Поздние периоды локального культурогенеза – это эпохи не большого стиля, но плюрализма стилей. Точнее, Шпенглер замечает, что в эпоху цивилизации всем историческим культурам, не только в архитектуре, но во всех видах и родах искусства и, шире, эстетики присущ не стиль, но вкус. Атрибутом стиля является всеобщность, а вкус таковой не обладает. Вкус – это внешнее без внутреннего. Выраженная в символических формах не личность, но личина. Иногда жеманство, иногда кокетство, иногда позёрство или притворство. В России отход от большого стиля и доминация авторского вкуса и вкуса заказчиков происходит уже в предыдущий лиминальный период русского культурогенеза.
К примеру, Новый Эрмитаж Лео фон Кленце на Миллионной – это вкус.

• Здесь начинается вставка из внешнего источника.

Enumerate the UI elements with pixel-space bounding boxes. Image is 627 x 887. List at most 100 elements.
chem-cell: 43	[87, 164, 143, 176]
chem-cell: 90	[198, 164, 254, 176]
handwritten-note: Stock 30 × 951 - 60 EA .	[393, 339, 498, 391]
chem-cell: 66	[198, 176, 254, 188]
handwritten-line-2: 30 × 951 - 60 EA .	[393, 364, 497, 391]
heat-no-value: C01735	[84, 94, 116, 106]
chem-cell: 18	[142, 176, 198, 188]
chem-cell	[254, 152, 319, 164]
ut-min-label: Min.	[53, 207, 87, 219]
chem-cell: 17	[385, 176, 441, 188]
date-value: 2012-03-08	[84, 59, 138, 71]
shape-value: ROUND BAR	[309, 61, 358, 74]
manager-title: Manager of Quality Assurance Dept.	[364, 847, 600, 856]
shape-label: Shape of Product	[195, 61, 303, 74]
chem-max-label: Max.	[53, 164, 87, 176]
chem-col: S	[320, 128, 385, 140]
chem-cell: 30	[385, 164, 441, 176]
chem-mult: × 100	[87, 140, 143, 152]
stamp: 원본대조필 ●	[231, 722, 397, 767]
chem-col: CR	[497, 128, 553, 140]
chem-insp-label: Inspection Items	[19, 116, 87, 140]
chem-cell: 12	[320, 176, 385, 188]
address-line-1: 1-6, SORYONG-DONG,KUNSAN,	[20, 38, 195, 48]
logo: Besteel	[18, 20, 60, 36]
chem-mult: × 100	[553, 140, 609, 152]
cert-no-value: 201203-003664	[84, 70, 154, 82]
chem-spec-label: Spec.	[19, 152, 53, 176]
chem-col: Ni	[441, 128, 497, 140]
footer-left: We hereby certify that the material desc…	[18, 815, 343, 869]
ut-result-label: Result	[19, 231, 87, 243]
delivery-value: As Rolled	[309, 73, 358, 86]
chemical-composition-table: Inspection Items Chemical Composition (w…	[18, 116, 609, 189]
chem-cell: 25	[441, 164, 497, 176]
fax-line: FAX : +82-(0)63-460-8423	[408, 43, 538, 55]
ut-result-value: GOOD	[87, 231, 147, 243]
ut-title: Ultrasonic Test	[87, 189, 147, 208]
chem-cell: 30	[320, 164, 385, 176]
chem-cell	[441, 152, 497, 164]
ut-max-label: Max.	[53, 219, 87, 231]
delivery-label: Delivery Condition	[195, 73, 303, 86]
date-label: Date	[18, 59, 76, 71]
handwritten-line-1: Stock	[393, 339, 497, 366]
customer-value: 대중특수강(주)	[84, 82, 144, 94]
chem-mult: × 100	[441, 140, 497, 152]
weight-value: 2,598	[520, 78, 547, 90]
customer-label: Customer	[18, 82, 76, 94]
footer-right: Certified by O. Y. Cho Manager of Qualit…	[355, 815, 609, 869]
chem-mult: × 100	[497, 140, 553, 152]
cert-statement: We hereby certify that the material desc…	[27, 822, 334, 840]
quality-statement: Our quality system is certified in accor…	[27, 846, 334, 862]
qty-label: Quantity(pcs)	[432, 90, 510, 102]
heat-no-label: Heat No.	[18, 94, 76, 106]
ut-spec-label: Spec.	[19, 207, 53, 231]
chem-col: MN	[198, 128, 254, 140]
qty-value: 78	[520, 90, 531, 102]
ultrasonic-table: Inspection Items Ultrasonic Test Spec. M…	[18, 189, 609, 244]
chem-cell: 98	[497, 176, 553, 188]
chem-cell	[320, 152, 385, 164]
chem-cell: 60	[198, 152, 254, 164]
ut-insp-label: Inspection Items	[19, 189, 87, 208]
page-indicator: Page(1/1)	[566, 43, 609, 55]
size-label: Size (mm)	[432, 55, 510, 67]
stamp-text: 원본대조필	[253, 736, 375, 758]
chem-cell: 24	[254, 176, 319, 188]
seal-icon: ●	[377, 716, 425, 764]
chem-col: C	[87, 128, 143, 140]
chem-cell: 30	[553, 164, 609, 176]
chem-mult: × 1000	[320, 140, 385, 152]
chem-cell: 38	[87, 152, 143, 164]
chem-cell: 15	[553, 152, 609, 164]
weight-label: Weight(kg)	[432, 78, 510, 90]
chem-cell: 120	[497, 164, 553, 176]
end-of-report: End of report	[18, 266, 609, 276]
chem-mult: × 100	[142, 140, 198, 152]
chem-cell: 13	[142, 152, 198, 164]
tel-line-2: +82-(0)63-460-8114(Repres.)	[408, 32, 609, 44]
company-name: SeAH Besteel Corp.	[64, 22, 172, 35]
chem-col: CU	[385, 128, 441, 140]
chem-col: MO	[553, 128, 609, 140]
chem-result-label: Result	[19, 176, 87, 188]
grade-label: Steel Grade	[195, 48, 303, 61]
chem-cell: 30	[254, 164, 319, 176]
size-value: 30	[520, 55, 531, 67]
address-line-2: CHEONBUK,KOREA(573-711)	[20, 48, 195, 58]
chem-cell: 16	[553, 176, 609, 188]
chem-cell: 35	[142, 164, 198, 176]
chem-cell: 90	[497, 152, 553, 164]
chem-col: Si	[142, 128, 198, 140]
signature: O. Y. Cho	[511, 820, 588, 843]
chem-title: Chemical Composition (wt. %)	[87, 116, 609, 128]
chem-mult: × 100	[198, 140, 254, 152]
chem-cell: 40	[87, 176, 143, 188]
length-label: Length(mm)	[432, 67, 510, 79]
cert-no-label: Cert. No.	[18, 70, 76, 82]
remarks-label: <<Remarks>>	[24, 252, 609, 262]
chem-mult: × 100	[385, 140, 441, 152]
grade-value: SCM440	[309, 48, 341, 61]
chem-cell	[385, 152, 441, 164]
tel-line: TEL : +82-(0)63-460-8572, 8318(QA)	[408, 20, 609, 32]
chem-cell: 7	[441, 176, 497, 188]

Дворец великого князя Владимира Александровича в неоренессансном стиле на Дворцовой набережной – это вкус. Церковь Рождества св. Иоанна Предтечи и Чесменский дворец Юрия Фельтена на Царскосельском тракте в неоготике – это вкус. А вот Адмиралтейство Адрияна Захарова – это в высшей степени стиль. Здание Академии Художеств на Университетской набережной Кокоринова и Валлен Деламота с тоновским спуском к Неве и знаменитыми сфинксами – в превосходной степени стиль. Здание Академии наук Кваренги там же, на Университетской набережной – тоже стиль. Ампирные площади Карла Росси: Дворцовая, Сенатская, Суворовская, площадь Искусств с Михайловским дворцом, площадь Островского с Александринским театром – блестящий, чеканный, предельно выразительный стиль. Стрелка Васильевского острова со зданием Биржи Тома де Томона – стиль. Казанский и Исаакиевский соборы – без сомнений стиль. Потому что ампир, повторюсь, выражает гармонию и полнокровность бытия, вырастает из ощущения русским пассионарным дворянством своей значимости, своего достоинства и безграничности своих возможностей.
Впрочем, русские в ту пору, когда на площадях Петербурга царствовал ампир, переживали конец виргинильного периода – начало лиминального. А здесь я должен вернуться к матурному.
Из книги «Законы истории и развитие цивилизаций», том 3.